Rock and mountain climbers rely on strong, yet elastic ropes to keep them safe should they happen to fall. Now mathematicians at the University of Utah have come up with an equation to design an ideal climbing rope -- one that would be safer and more durable. They described this perfect rope, and a promising class of materials that might be used to make it, in a recent paper in the Journal of Sports Engineering and Technology. Mathematician Trevor Dick shows some slick climbing moves in Parley's Canyon near Salt Lake City. (Image: Justin Boyer/University of Utah)
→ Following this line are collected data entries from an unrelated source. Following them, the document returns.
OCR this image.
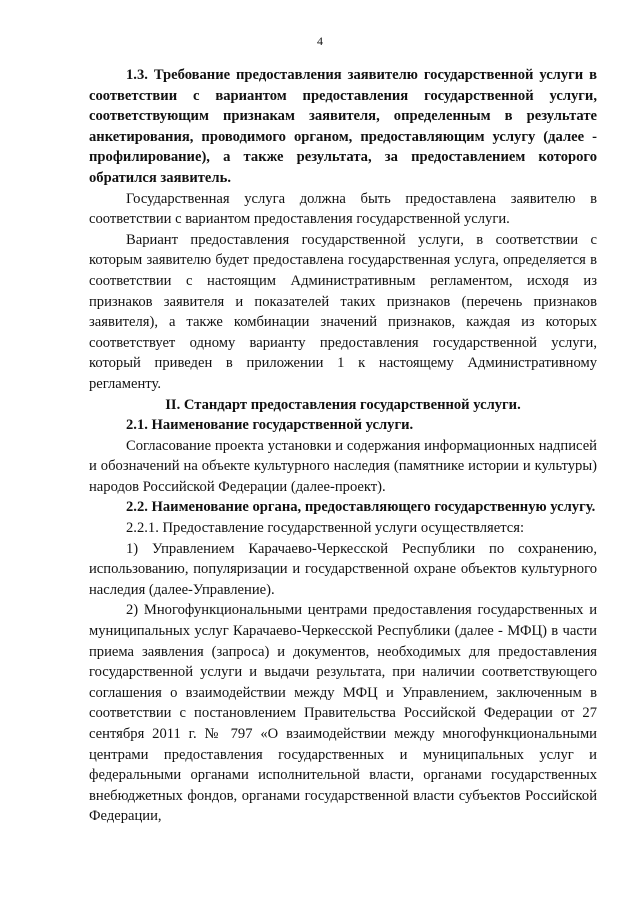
4

1.3. Требование предоставления заявителю государственной услуги в соответствии с вариантом предоставления государственной услуги, соответствующим признакам заявителя, определенным в результате анкетирования, проводимого органом, предоставляющим услугу (далее - профилирование), а также результата, за предоставлением которого обратился заявитель.

Государственная услуга должна быть предоставлена заявителю в соответствии с вариантом предоставления государственной услуги.

Вариант предоставления государственной услуги, в соответствии с которым заявителю будет предоставлена государственная услуга, определяется в соответствии с настоящим Административным регламентом, исходя из признаков заявителя и показателей таких признаков (перечень признаков заявителя), а также комбинации значений признаков, каждая из которых соответствует одному варианту предоставления государственной услуги, который приведен в приложении 1 к настоящему Административному регламенту.

II. Стандарт предоставления государственной услуги.

2.1. Наименование государственной услуги.

Согласование проекта установки и содержания информационных надписей и обозначений на объекте культурного наследия (памятнике истории и культуры) народов Российской Федерации (далее-проект).

2.2. Наименование органа, предоставляющего государственную услугу.

2.2.1. Предоставление государственной услуги осуществляется:

1) Управлением Карачаево-Черкесской Республики по сохранению, использованию, популяризации и государственной охране объектов культурного наследия (далее-Управление).

2) Многофункциональными центрами предоставления государственных и муниципальных услуг Карачаево-Черкесской Республики (далее - МФЦ) в части приема заявления (запроса) и документов, необходимых для предоставления государственной услуги и выдачи результата, при наличии соответствующего соглашения о взаимодействии между МФЦ и Управлением, заключенным в соответствии с постановлением Правительства Российской Федерации от 27 сентября 2011 г. № 797 «О взаимодействии между многофункциональными центрами предоставления государственных и муниципальных услуг и федеральными органами исполнительной власти, органами государственных внебюджетных фондов, органами государственной власти субъектов Российской Федерации,
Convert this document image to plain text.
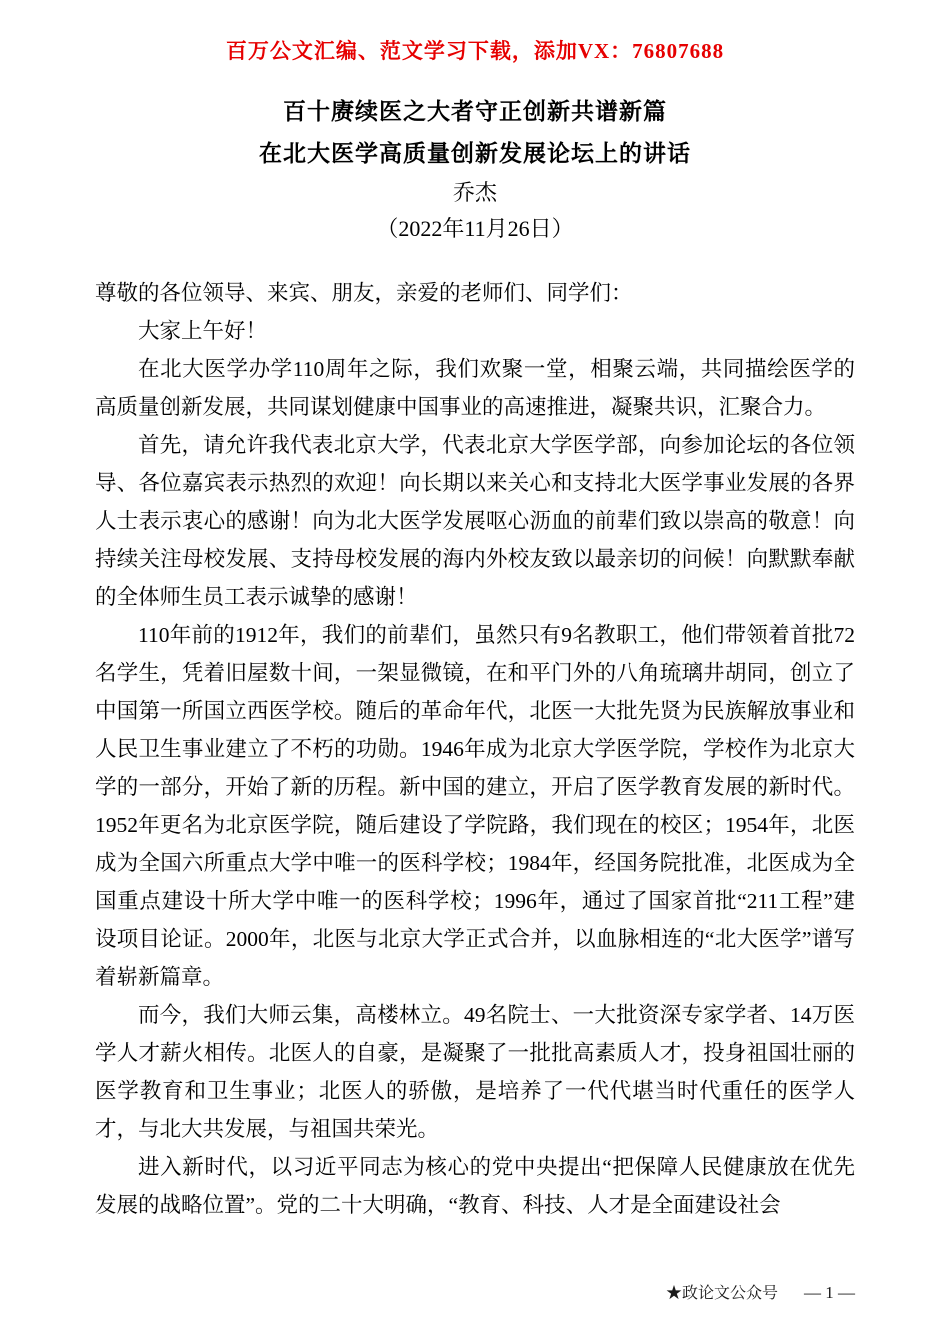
百万公文汇编、范文学习下载，添加VX：76807688
百十赓续医之大者守正创新共谱新篇
在北大医学高质量创新发展论坛上的讲话
乔杰
（2022年11月26日）

尊敬的各位领导、来宾、朋友，亲爱的老师们、同学们：

大家上午好！

在北大医学办学110周年之际，我们欢聚一堂，相聚云端，共同描绘医学的高质量创新发展，共同谋划健康中国事业的高速推进，凝聚共识，汇聚合力。

首先，请允许我代表北京大学，代表北京大学医学部，向参加论坛的各位领导、各位嘉宾表示热烈的欢迎！向长期以来关心和支持北大医学事业发展的各界人士表示衷心的感谢！向为北大医学发展呕心沥血的前辈们致以崇高的敬意！向持续关注母校发展、支持母校发展的海内外校友致以最亲切的问候！向默默奉献的全体师生员工表示诚挚的感谢！

110年前的1912年，我们的前辈们，虽然只有9名教职工，他们带领着首批72名学生，凭着旧屋数十间，一架显微镜，在和平门外的八角琉璃井胡同，创立了中国第一所国立西医学校。随后的革命年代，北医一大批先贤为民族解放事业和人民卫生事业建立了不朽的功勋。1946年成为北京大学医学院，学校作为北京大学的一部分，开始了新的历程。新中国的建立，开启了医学教育发展的新时代。1952年更名为北京医学院，随后建设了学院路，我们现在的校区；1954年，北医成为全国六所重点大学中唯一的医科学校；1984年，经国务院批准，北医成为全国重点建设十所大学中唯一的医科学校；1996年，通过了国家首批“211工程”建设项目论证。2000年，北医与北京大学正式合并，以血脉相连的“北大医学”谱写着崭新篇章。

而今，我们大师云集，高楼林立。49名院士、一大批资深专家学者、14万医学人才薪火相传。北医人的自豪，是凝聚了一批批高素质人才，投身祖国壮丽的医学教育和卫生事业；北医人的骄傲，是培养了一代代堪当时代重任的医学人才，与北大共发展，与祖国共荣光。

进入新时代，以习近平同志为核心的党中央提出“把保障人民健康放在优先发展的战略位置”。党的二十大明确，“教育、科技、人才是全面建设社会

★政论文公众号 — 1 —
Climbing ropes are designed with a bit of stretch in them -- the better to absorb some of the impact during a fall -- although the ropes will gradually lose their elasticity over time. They're usually made of nylon fibre, twisted at the core to give the ropes their strength. But "with a normal rope, you're going to experience increasing force the longer you fall," co-author Graeme Milton said in a statement. That means a harder jerk when a falling climber hits the end of the rope, depending on how far he or she has fallen.
An ideal rope, like the one envisioned by Milton and his co-authors, would slow down climbers as they fall by applying a constant deceleration force, thereby bringing the climber to a gradual stop rather than hitting the end of the rope with sudden jerk. It's the same concept as applying the brakes evenly when decelerating in a car over a short fixed distance to avoid giving yourself whiplash. As Milton explained, "The ideal climbing rope would decelerate a falling climber in the same way that on an aircraft carrier, the braking cable and its hydraulics slow down and stop a jet within a short distance."
Bendable eyeglass frames made with nitinol. (Image: Stanford Advanced Materials)
Right now this ideal rope is purely theoretical, but Milton et al's paper demonstrates that it's at least mathematically possible to design something like this. They even proposed a promising class of materials: So-called shape-memory materials, which "remember" their original shape and return to it even after they're deformed.
One example is the nitinol wire found in everything from helicopter blades, stents and heart valves, to golf clubs, underwire bras and flexible eyeglass frames. These materials can absorb a lot of energy, so a rope made out of the stuff would stretch out and then retract slowly, instead of snapping back suddenly.
Unfortunately, nitinol (an alloy of nickel and titanium) is too heavy and expensive to make such an ideal rope, plus it's ultra-sensitive to changes in temperature, and difficult to knot or coil. And the other known shape memory materials don't stretch quite enough for climbing purposes: A rope made of them might stretch 108 per cent of its usual length, compared to 125 to 135 per cent for the top climbing ropes now being used. Combining a shape memory material with nylon fibre or other conventional materials might be one way to address that shortcoming.
It's really just a first step. As the authors write in their paper, "We do not expect...to have an immediate effect on the climbing community, but by providing a prescription for a mathematically ideal rope,the work may help guide the development of new ropes." Perhaps rock and mountain climbers will one day have cause to thank them.